Zeuss was a scholar of great erudition, combining a knowledge of philology with history and ethnology. His Germanic studies had taught him the necessity of knowing Celtic languages, and he went to work to investigate this neglected field. To get at the sources, the old manuscripts, particularly those in Old Irish, he journeyed to Karlsruhe, Würzburg, St. Gallen, Milan, London, and Oxford, and everywhere made extracts or copies. Both ancient and modern dialects received his attention. His Grammatica Celtica proved beyond doubt that the Celtic languages were a group of the Indo-European family, which put Celtic philology on a sound scientific basis. After the author's death, the work was revised and re-edited by Hermann Ebel (Berlin, 1871).
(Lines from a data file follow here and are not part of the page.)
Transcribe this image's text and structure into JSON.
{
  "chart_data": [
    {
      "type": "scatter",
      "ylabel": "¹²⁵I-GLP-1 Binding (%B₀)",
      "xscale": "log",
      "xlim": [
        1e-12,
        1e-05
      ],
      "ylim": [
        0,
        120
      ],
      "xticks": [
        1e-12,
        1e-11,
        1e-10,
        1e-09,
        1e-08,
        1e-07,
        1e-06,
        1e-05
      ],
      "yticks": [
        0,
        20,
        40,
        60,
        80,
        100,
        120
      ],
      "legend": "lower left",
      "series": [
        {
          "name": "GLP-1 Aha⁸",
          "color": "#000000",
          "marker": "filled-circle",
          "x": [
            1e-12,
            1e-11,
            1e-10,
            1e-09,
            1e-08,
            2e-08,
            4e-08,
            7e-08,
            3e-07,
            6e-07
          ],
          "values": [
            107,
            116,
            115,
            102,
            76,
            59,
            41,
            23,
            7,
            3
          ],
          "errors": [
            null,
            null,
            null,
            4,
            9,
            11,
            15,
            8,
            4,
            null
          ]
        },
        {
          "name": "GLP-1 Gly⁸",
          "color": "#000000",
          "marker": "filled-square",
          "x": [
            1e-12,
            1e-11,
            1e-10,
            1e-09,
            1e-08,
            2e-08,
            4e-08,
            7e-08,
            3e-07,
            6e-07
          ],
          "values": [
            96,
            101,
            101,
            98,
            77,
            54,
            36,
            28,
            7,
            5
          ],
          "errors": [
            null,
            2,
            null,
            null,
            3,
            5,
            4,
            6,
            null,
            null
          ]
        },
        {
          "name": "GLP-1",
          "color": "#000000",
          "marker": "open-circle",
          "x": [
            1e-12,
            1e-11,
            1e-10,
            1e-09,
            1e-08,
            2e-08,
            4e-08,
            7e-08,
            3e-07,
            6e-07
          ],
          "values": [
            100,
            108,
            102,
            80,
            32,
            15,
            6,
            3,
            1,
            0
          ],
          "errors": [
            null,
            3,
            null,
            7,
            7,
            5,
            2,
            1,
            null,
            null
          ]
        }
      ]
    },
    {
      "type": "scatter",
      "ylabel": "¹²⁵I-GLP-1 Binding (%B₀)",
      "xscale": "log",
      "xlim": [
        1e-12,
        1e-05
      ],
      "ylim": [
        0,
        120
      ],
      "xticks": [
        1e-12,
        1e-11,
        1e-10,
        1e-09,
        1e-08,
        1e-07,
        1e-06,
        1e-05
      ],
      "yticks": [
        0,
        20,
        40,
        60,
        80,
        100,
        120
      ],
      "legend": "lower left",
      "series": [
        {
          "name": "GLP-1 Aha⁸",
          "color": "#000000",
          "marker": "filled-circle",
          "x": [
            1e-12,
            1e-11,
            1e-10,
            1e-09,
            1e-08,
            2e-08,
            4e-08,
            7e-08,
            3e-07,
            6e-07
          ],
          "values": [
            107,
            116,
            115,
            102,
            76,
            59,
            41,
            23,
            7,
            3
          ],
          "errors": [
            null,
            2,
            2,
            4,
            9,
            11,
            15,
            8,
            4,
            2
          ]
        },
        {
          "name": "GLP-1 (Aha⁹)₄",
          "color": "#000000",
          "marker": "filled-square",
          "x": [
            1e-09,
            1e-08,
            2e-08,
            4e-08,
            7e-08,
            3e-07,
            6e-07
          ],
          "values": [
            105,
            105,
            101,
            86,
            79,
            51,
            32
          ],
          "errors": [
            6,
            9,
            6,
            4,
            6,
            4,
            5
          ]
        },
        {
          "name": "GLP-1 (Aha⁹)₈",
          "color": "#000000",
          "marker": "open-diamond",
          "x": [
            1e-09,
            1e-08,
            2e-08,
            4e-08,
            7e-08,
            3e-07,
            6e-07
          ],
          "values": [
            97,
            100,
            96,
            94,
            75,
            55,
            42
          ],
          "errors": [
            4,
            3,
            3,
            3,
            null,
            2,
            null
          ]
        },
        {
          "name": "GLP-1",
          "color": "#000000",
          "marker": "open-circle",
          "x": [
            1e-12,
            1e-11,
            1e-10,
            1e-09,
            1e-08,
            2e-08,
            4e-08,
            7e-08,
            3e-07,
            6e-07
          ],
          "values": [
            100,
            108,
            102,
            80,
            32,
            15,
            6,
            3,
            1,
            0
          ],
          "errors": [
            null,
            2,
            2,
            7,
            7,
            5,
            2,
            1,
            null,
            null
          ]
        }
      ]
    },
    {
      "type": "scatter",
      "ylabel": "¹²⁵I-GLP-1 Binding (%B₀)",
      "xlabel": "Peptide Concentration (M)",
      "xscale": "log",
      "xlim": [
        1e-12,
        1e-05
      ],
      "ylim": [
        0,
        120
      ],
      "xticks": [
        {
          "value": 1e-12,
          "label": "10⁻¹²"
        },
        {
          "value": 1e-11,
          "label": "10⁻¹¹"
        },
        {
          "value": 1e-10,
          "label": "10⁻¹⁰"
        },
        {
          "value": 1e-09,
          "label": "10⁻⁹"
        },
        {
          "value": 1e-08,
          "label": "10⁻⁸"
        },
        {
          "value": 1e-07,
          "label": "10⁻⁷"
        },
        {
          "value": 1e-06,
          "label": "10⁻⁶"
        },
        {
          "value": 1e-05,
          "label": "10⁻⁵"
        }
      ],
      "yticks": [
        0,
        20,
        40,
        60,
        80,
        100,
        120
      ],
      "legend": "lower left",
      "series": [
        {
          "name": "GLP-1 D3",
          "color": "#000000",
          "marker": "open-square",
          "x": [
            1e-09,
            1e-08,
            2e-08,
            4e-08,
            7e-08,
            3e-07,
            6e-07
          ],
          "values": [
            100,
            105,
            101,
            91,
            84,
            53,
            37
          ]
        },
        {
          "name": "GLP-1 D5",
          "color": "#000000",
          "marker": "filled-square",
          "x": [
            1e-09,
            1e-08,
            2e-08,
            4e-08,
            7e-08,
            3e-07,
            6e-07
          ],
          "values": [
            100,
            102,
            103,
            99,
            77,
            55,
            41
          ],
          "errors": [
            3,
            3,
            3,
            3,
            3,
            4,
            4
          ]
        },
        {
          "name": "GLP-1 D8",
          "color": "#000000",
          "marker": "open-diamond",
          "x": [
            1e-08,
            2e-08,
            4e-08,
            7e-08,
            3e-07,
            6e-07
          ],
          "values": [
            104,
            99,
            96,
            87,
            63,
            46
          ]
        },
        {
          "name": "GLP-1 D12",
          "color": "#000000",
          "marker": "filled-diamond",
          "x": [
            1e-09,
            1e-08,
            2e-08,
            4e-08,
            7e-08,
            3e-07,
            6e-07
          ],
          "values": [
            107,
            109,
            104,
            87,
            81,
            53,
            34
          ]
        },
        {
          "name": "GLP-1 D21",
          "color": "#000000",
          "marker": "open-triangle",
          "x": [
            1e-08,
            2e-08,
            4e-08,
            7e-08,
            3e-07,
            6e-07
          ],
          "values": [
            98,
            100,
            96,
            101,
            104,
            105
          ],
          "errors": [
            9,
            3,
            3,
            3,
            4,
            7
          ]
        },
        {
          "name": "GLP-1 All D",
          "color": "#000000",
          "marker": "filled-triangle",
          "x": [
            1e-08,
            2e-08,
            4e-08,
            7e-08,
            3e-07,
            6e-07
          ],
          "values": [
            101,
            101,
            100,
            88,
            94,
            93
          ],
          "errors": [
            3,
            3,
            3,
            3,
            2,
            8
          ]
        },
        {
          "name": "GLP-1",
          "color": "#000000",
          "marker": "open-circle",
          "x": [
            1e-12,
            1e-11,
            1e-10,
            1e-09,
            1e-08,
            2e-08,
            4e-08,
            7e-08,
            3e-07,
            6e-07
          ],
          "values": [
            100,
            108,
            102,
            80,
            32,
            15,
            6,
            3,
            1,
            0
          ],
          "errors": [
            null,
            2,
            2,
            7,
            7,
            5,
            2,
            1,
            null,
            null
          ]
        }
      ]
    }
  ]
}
Other works by Zeuss are Traditiones possessionesque Wirzenburgenses (1842) and Die Freie Reichstadt Speyer vor ihrer Zerstörung (The Free Imperial City of Speyer before its Destruction).

De Barra (2018, page 26) writes that Zeuss "brought rigorous scientific methodologies and a sense of scholarly gravitas to the study of indigenous languages of Britain and Ireland....something the field had lacked before....in his wake universities in Britain and Europe devoted more resources to the study of Celtic matters".